Electric vehicle sales in China are forecast to hit a record six million this year as demand for cleaner cars surges.
The China Passenger Car Association raised its estimate from 5.5 million, after releasing data showing deliveries of new-energy vehicles (NEV) more than doubled in July to about 486,000 units — accounting for 26.7 per cent of the new auto market.
Overall passenger vehicle sales rose 20 per cent from a year earlier to 1.84 million units, the association said on Tuesday.
The increased forecast represents a doubling from last year’s 2.99 million NEV sales, underscoring the dramatic growth in demand for cleaner cars in China, and the challenge for legacy car makers to adapt in a market that is rapidly going green.
The six million forecast is still “relatively cautious”, the association said, adding it could be further increased at the start of the fourth quarter.
Tesla delivered 28,217 cars, with 8,461 going to the local market and 19,756 exported, mostly to Europe and Asia.

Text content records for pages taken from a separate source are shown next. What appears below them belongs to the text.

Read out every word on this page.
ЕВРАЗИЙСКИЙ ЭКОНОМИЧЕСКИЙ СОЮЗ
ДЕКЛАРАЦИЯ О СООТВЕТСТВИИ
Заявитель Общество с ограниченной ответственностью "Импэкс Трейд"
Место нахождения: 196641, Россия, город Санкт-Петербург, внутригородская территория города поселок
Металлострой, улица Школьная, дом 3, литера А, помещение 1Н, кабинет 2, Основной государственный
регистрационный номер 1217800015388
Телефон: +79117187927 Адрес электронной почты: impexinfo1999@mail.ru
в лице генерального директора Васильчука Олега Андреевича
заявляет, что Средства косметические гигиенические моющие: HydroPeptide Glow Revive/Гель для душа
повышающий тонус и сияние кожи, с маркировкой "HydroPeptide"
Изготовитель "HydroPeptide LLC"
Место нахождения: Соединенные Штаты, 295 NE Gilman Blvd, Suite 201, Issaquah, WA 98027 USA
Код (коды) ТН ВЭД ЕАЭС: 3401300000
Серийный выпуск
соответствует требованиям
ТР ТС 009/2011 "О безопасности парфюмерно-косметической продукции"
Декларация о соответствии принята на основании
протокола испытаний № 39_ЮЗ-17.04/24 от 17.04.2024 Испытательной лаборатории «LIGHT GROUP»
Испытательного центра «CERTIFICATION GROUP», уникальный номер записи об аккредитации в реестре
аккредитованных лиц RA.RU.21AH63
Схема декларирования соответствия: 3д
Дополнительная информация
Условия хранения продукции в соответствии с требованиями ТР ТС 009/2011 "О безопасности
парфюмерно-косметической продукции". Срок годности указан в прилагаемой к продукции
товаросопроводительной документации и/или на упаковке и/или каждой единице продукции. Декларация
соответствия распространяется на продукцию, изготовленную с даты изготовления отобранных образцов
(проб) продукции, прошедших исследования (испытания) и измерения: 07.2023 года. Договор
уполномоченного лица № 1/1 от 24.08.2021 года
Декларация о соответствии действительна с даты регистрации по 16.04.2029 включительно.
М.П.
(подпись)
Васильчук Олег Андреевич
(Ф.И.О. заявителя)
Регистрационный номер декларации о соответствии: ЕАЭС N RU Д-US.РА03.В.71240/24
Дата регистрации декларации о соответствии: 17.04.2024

The sharp drop of 64 per cent from June was mainly caused by production shutdowns to upgrade its Shanghai factory as part of a plan to double annual capacity to one million vehicles.
BYD, which earlier this year ended production of cars powered only by fossil fuels, earlier reported monthly sales of 162,530 units — both pure electric vehicles and plug-in hybrids.
While Tesla and BYD dominate EV sales, smaller start-ups are also making inroads as demand for clean cars surges.
Eight-year-old Hozon New Energy Automobile, which started by aiming at customers outside big cities with budget cars, delivered 14,037 vehicles last month, including 1,382 to overseas markets.
Leapmotor Technologies, which competes in the same price range as Hozon, shipped a record 12,044 cars.
Overall, domestic car makers are grabbing a bigger slice of the NEV market.
The main Chinese brands commanded 73 per cent of NEV passenger car sales last month, up 9 percentage points from a year earlier.
Local upstarts including the likes of Xpeng, Li Auto and Nio accounted for 16.5 per cent, while the main international joint ventures (which exclude Tesla) took only a 6.5 per cent share.
The central and local governments have also taken steps to help the auto industry recover from Covid lockdowns and restrictions that crushed sales earlier this year.
In May, the central government cut purchase taxes on some low-emission passenger vehicles by 50 per cent, while municipal governments have pitched in with subsidies and incentives to entice buyers.
Despite sporadic outbreaks of Covid-19 in parts of the country, overall car production and supply chains have largely recovered.
Passenger-vehicle sales may resume double-digit growth this half, after falling for four consecutive quarters because of supply chain constraints, Bloomberg Intelligence analyst Steve Man said in a recent note.